Oh, they never said that to her, of course. They applauded her theatricals, indulged her writing. But she saw it there when they looked at her, heard it in the tone of their words.
She was different. She was not quite a Chase.
Thalia turned away from the mirror, tugging her shawl closer around her shoulders, as if the thin cashmere offered some armour. Some protection against disappointment.
She had hoped that the strange events of the last weeks would change their minds. Would show them her true strength, what she was really capable of. When Clio had come to her and asked for her help in catching Lady Riverton, who had stolen a rare and sacred cache of Hellenistic temple silver, Thalia was overjoyed. Here at last was something useful she could do!
Something that would prove she was a Chase.
Her play had seemed to work, drawing out Lady Riverton’s accomplice, but then it had all gone wrong.

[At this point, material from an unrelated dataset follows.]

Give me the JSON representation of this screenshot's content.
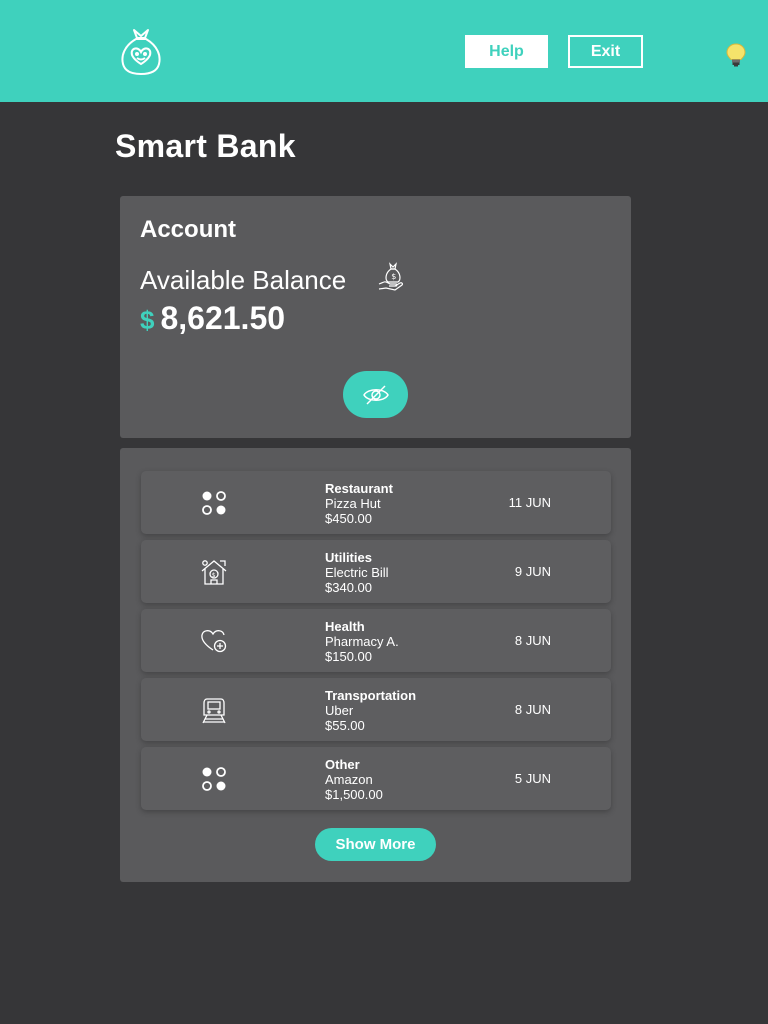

Lady Riverton had escaped, presumably with the silver, and now Clio and her husband had to try to find her. A pursuit in which Thalia had no part. She had not helped her sister, or her father.
Or the one person she found she most wanted to impress. Count Marco di Fabrizzi. Her partner in the theatricals—and in quarrelling. The Italian antiquarian and aristocrat. The most handsome man she had ever met. The man she was certain must be hopelessly in love with Clio.
Her sisters teased her for rejecting all her suitors. But none of them had ever been at all like Marco. It was entirely her luck that when she did find a passionate, attractive man, he would love her sister!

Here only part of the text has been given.